Par Maëva Gardet Pizzo, le 7 juin 2021

« L’aventure est dangereuse » Un dessin de Madi, adolescent malien de 17 ans, réalisé dans le cadre d'un atelier Parole de minot @Ramina

Créée il y a un an, l’association Ramina coordonne un réseau de citoyens qui héberge et accompagne des mineurs isolés en exil. Elle recueille ces jeunes au parcours souvent très lourd, devant le commissariat de police de Noailles à Marseille, où se tient chaque soir une permanence.

 

Il est 20h30. L’heure du couvre-feu approche et la Canebière est traversée d’un flot continu d’âmes pressées. Des mères de famille qui traînent leurs enfants par le bras, des groupes d’adolescents qui débitent tout ce qui leur reste à partager avant de devoir se séparer. Des scooters, des vélos qui zigzaguent entre les voitures, des klaxons impatients. Des corps fatigués, chargés de sacs de courses, qui s’enfoncent dans la bouche du métro Noaillles. Juste devant le commissariat du 1er arrondissement de Marseille.

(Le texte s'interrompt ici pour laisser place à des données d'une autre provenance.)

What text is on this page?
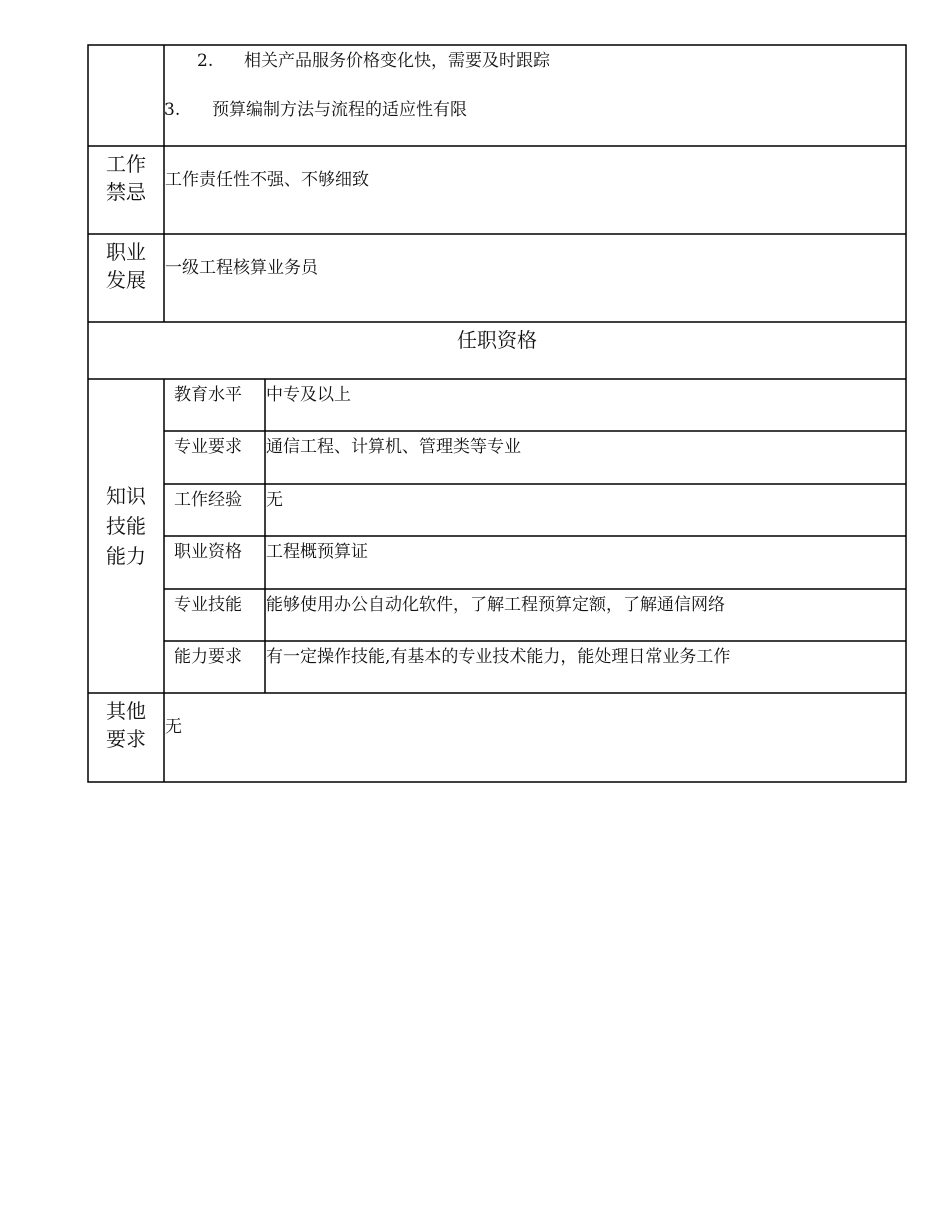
2. 相关产品服务价格变化快，需要及时跟踪
3. 预算编制方法与流程的适应性有限
工作
禁忌	工作责任性不强、不够细致
职业
发展	一级工程核算业务员
任职资格
知识
技能
能力
教育水平 中专及以上
专业要求 通信工程、计算机、管理类等专业
工作经验 无
职业资格 工程概预算证
专业技能 能够使用办公自动化软件，了解工程预算定额，了解通信网络
能力要求 有一定操作技能,有基本的专业技术能力，能处理日常业务工作
其他
要求	无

Là, au milieu de cet incessant ballet, quatre jeunes attendent. Ils ont la peau noire et sont adossés au garde-corps de la bouche de métro. Certains ont le regard dans le vide, d’autres l’ont rivé sur leur téléphone. Aux pieds de l’un d’entre eux, un grand sac Monoprix rempli de ce qui semble être des vêtements. Un cinquième garçon les rejoint. Sa peau est mate. Sa chevelure noire et épaisse. Il porte un ensemble à motifs treillis bleu et se tient à l’écart.

 

  • Pour recevoir les annonces d’hébergement, envoyez un sms au 0771179212 ou retrouvez-les sur Facebook et Instagram.

 

Faire appliquer les droits de l’enfant
Ramina : un réseau citoyen pour entourer les migrants mineurs isolés
L’association poste régulièrement ses annonces sur Instagram/

Tous sont ce que le droit français qualifie de « mineurs non accompagnés ». En tant que tels, ils sont censés être protégés par le droit international. Les droits de l’enfant prévalant sur ceux des migrants. Ce soir, ces jeunes n’ont pourtant nulle part où dormir. Alors on leur a parlé de l’association Ramina et des permanences qu’elle tient chaque soir devant le commissariat pour trouver des solutions d’hébergement. Ils attendent de rencontrer les deux bénévoles, Romain et Anaïs.